According to Smith, special houses have been designated for sick students in order to help contain the virus. The University is also planning to distribute surgical masks and cleaning equipment such as sanitary wipes to residents of woodframes. In addition, the University has arranged for vaccine clinics to have 1,300 more doses of seasonal flu vaccines on hand than last year, and to have them administer the shots nearly one month earlier.
The swine flu vaccine will not be widely available until at least mid-October. Since infections rates are predicted to peak in mid-October, and those vaccinated will need several weeks to develop immunity, the vaccines will lose much of their effectiveness, according to PCAST.
When the swine flu vaccines are finally available, college students will be among the first to receive them because they fall under the list of groups deemed by the CDC to be especially susceptible to the virus. In contrast to the seasonal flu, which mostly infects people over the age of 65, swine flu targets younger people. Serious and fatal cases of swine flu have occurred mostly in people under the age of 50. According to Smith, there are plans for a vaccine clinic to be set up at the Freeman Athletic Center to administer swine flu vaccines to students and residents of Middletown once the vaccines become available.

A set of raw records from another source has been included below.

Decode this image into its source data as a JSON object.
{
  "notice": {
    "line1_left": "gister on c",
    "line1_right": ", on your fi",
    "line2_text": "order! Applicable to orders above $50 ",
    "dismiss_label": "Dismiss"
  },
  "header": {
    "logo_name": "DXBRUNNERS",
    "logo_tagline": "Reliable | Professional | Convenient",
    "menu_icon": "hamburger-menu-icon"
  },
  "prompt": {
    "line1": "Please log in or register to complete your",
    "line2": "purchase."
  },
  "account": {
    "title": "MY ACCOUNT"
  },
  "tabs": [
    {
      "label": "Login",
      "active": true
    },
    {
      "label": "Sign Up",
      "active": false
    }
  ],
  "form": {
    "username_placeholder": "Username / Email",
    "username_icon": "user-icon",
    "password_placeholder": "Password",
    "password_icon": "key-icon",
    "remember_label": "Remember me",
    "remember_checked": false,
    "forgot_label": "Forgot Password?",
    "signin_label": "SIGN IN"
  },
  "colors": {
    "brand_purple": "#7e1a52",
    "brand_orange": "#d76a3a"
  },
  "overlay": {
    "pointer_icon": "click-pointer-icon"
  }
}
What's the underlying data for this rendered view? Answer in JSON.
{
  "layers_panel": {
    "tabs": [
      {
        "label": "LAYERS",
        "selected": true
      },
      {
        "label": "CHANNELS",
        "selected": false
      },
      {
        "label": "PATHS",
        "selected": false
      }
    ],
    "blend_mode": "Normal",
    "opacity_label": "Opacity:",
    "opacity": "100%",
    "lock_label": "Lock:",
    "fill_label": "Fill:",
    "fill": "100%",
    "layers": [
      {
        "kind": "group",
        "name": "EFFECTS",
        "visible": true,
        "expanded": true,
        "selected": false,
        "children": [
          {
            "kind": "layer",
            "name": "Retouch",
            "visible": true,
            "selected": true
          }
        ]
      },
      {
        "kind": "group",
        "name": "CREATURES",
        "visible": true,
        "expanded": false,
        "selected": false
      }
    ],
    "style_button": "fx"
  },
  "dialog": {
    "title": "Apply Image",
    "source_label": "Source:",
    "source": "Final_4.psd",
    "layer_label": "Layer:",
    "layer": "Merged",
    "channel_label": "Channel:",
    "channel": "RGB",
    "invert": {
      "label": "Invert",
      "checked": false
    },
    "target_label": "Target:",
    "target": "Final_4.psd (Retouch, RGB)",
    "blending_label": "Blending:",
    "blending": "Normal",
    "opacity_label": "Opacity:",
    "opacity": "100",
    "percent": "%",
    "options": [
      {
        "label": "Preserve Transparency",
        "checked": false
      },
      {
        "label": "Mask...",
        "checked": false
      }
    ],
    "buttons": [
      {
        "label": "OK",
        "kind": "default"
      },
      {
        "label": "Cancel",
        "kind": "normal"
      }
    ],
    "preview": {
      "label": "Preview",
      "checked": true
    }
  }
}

A Davison Health Center flu line has been set up to take calls from students asking about symptoms or how long they should remain isolated. Students are being encouraged to use the phone line rather than visit the Health Center in order to limit exposure to others.
According to Smith, if enough students become infected with swine flu, an emergency plan would go into place that could result in the University being closed.
“There’s a threshold in number of cases where it would be expedient from a public health perspective for not so many people to be together; i.e., for school to be closed,” Smith said.
Smith advises students to stay informed about the pandemic and practice common sense.
“I think the best thing for people to do is to stay plugged in and to be sensible when they’re sick,” he said.